Earth to Echo is a science fiction action adventure movie about three friends – Tuck (Brian Bradley), Munch (Reese Hartwig) and Alex (Teo Halm). When a new highway construction project starts in their neighbourhood of Mulberry Woods in Las Vegas, families are forced out of their homes. During their last week in Mulberry Woods, the three friends start getting mysterious coded messages on their mobile phones. When they tell their parents and the authorities, the adults don’t take the boys seriously. And when construction men deliver new phones to neighbourhood residents, the boys become even more suspicious and hide their old mobiles.
Equipped with their curiosity and a strong friendship, Tuck, Munch and Alex set out to discover how to crack the code. Munch eventually works out that his coded message is an image of a desert approximately 20 miles from their homes. On their last night in Mulberry Woods, the boys ride their bikes to the desert. They’re shocked to discover a strange being from another world. The alien robot, named Echo, is stranded on earth and needs help rebuilding his spaceship.
The boys and their new friend run into trouble when they discover that the construction men are in fact undercover operatives investigating the missing spaceship.
Earth to Echo has some violence. For example:
- The undercover construction workers threaten Echo and torture him by running tests with probes.
- There is a physical conflict between two young boys in an alley at night. They shout at each other, and push and shove each other against a fence.
- We hear that an older girl used to beat up two younger boys in the school playground.
Content that may disturb children
In addition to the violent scenes mentioned above, Earth to Echo has some scenes that could scare or disturb children under five years. For example, the boys are initially scared when they first encounter Echo. Younger children might find him scary. But he soon proves to be a friend.
Younger children in this age group might find Echo scary at first too. There is also a scene where the boys are kidnapped. One of them cries and sends a farewell message on his phone in case he’s never seen again.
Younger children in this age group might be upset by the scene where the tearful boy sends a farewell message.
Children in this age group are unlikely to be disturbed by anything in this movie.
Earth to Echo has mild sexual references. For example:
- Tuck asks Emma on a date and talks about being romantically interested in her. She refuses to give Tuck her phone number at first, but she and Tuck form a deeper relationship as the movie progresses.
- The boys talk about how two other students at their school are ‘kissing buddies’.
Alcohol, drugs and other substances
Earth to Echo shows some substance use. For example:
- Tuck, Munch and Alex go into a bar. There are beer bottles and glasses of whiskey behind the bar and on nearby tables. But no one is drinking in the scene.

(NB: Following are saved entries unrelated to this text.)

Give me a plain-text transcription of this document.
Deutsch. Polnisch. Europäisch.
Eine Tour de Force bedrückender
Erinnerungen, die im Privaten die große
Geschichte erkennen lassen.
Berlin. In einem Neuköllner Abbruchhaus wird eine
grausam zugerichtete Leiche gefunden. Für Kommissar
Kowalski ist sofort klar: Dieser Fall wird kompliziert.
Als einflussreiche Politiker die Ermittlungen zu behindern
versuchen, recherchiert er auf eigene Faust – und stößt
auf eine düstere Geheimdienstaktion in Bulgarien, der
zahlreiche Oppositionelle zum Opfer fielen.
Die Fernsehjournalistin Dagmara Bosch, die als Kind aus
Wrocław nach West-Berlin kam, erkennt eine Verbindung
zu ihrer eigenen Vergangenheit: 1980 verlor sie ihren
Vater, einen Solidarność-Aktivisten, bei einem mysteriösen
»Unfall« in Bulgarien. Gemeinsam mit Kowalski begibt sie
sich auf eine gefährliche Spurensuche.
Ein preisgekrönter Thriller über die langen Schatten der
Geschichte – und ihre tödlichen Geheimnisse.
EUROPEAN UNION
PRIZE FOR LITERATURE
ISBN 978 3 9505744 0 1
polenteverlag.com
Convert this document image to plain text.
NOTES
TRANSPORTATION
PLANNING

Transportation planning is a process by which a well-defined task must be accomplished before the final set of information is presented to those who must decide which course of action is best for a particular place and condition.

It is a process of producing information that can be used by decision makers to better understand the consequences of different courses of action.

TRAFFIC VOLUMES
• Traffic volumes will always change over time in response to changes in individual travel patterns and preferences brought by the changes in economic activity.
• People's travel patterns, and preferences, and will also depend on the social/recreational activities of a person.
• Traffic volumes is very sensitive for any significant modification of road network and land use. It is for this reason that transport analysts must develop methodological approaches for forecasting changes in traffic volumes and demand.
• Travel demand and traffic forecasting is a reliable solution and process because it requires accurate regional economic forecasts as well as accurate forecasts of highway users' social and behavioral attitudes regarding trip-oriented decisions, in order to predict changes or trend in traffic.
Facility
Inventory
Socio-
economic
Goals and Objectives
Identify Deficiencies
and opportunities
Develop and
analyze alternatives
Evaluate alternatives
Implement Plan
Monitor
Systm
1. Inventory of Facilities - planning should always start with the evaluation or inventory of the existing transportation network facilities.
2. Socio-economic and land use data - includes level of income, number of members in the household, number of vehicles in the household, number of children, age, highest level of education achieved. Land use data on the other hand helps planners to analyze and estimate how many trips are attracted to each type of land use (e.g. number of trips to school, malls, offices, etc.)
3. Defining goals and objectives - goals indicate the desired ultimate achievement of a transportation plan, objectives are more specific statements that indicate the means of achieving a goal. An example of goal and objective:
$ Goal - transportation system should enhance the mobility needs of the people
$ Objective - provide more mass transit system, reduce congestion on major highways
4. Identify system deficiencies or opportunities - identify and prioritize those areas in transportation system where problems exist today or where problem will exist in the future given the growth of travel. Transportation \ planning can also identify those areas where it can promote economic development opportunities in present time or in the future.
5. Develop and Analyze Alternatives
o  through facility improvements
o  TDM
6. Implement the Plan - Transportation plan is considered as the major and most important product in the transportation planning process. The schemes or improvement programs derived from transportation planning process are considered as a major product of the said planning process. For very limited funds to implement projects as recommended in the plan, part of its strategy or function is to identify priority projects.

- At a college party, students hold opaque cups. It looks like some of the cups contain alcohol, but no one is actually seen drinking.
Nudity and sexual activity
Earth to Echo has mild sexual activity. For example:
- An older man and woman kiss briefly while sitting at a bar.
- In an adult country bar, several women are dressed in sexually revealing clothing, wearing short skirts and low-cut shirts.
Earth to Echo shows the following products: computers, mobile phones and YouTube.
Earth to Echo has some mild coarse language, mild name-calling and insults, and some religious exclamations.
Ideas to discuss with your children
Earth to Echo is a motivational movie that promotes friendships and relationships as the foundation of a happy life. Tuck, Munch and Alex stay friends throughout the movie, despite the challenges they come across. The story is also about the importance of coming to your own conclusions and not judging others. The alien robot Echo shows the boys that there is more to the world than they thought.
The movie’s themes make it more suitable for children aged 12 years and over. There is some violence in this movie, and younger children might find Echo scary. You might be concerned that the boys steal and drive a car, lie to their parents and get into some other risky situations. The hand-held camera style might make viewing difficult for some people, as well as making the movie more confusing for younger children.
Values in this movie that you could reinforce with your children include the importance of:
- maintaining strong friendships and letting your friends support and challenge you
- letting yourself be open to new possibilities, and trusting strangers who prove themselves to be decent
- fighting for causes that you strongly believe in, and not giving up when you’re faced with obstacles.